Social media was still alight with OpenClaw fans praising their "lobsters" as hyper-efficient assistants. They claimed these AI sidekicks could handle video editing, customer service, grading assignments, and even 24/7 stock trading with just a few simple instructions. Some influencers, in a move that probably made IT departments everywhere sigh, even declared that AI agents would replace all computer applications and urged everyone to jump on the trend immediately.

This led to a surge in hardware upgrades. Advanced chips, like those found in the Mac Mini, temporarily vanished from shelves in some cities. Tens of thousands of OpenClaw textbooks flew off the virtual shelves in a single month.
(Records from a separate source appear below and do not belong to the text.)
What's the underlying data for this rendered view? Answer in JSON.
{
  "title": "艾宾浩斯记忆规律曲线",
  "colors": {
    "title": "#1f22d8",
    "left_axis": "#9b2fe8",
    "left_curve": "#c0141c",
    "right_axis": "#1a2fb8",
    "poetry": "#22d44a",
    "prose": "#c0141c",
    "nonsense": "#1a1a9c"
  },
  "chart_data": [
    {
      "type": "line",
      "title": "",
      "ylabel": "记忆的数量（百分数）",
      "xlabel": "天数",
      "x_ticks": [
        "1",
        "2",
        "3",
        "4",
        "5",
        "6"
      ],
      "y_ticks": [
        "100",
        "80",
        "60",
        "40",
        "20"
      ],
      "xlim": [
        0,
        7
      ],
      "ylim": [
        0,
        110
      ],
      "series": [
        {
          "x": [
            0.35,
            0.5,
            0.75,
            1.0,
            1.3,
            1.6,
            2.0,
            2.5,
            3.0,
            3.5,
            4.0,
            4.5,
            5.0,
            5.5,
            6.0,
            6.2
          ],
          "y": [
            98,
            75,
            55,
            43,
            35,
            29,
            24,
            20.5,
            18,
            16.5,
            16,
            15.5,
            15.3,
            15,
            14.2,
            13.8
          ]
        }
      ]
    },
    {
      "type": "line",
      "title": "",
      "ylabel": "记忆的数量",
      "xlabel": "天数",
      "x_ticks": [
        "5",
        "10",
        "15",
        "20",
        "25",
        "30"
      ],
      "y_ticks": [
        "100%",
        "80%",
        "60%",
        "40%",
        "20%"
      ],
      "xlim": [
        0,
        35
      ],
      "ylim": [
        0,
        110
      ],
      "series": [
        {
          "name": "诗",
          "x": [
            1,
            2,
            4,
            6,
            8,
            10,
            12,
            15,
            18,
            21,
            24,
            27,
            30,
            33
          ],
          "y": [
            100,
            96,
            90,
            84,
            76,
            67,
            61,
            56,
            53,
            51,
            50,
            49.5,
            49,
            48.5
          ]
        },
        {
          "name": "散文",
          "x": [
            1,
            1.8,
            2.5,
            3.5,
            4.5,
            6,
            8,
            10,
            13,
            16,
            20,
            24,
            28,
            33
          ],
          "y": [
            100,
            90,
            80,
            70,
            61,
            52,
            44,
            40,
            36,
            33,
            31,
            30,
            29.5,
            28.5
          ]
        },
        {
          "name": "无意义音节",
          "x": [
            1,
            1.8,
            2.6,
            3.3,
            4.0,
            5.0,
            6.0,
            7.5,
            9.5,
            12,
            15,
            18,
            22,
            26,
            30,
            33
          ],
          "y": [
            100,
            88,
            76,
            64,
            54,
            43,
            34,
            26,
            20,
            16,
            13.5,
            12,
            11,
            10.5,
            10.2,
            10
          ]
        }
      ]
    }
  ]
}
Tech-savvy individuals found a lucrative side hustle helping new users install and train their shiny new AI agents.
The High Cost of "Raising a Lobster"
Then came the bill. As more people actually tried the tool, they started to grasp the true, rather significant, costs of "raising a lobster." Tech-blogger Yuan Guoxing perfectly captured the user frustration on Weibo:
"Do you think installing ‘Lobster’ is like hiring an employee who works for you 24/7? In reality, you’ll have to spend a ton of time training that useless lobster. Most importantly, you’ll have to work like a dog to raise it. The whole thing could be the biggest irony of 2026."
"Many people think running ‘Lobster’ is free. This is too naive. First, you need to set up a home for the lobster: it crashes on an average machine like your PC; you need to spend at least CNY 4,300 (USD 675) on a Mac Mini, which is sold out everywhere. If hosting it on a cloud server, you need to spend CNY 50–200 (USD 7–29) per month — and that’s just the lobster’s housing rent."
"The real money-eater is the lobster’s food — that is, tokens. AI doesn’t eat food — it eats tokens. Using a cheap domestic large language model costs CNY 30–80 (USD 4.3–11.6) a month, barely enough to keep it alive; if you want to do some real work, it costs tens or even hundreds of yuan a day; using top-tier models like ChatGPT costs hundreds of yuan a day — possibly tens of thousands a month. […] If you install a lobster, you worry you can’t afford raising it; if you don’t, you’re afraid of being left out [of the market]. What’s an ordinary person supposed to do?"
Let that satisfying number sink in. A "token" is the smallest piece of data an AI model chews through, and you pay for every single bite. Since March, Chinese LLMs have actually consumed more tokens than U.S. models, all thanks to "lobster fever." And if you're hosting your AI agent on a cloud server, that's another monthly fee. Turns out, "raising lobsters" is a direct financial pipeline to Chinese LLMs and AI platforms.
Beyond the sheer cost, users also needed actual skills to effectively communicate with these AI agents. A poorly worded prompt could lead your AI to delete important emails, wipe files, or even — in a slightly terrifying twist — leak personal and business secrets. Some new users reportedly paid extra just to have the AI agent removed from their devices. The irony is palpable.
Even state-funded media outlets started to tap the brakes on "lobster fever," trying to temper the enthusiasm. The aggressive marketing had created widespread anxiety that ordinary people would lose their jobs and be left behind if they didn't immediately master AI agents. Chinese authorities also raised flags about security risks, warning of malicious skill plugins and prompt-injection attacks from dodgy websites that could trick AI agents into performing unauthorized tasks. This, perhaps predictably, pushed many users toward Chinese "lobster" versions and platform services.
So, while many see "lobster fever" as a sign of China's success in creating a profitable AI model, it's still an open question whether this "tokenomics" can truly boost domestic consumption. For the everyday person, popular Weibo user Fan Deng's advice seems perfectly apt: "Instead of raising a lobster, take care of yourself first."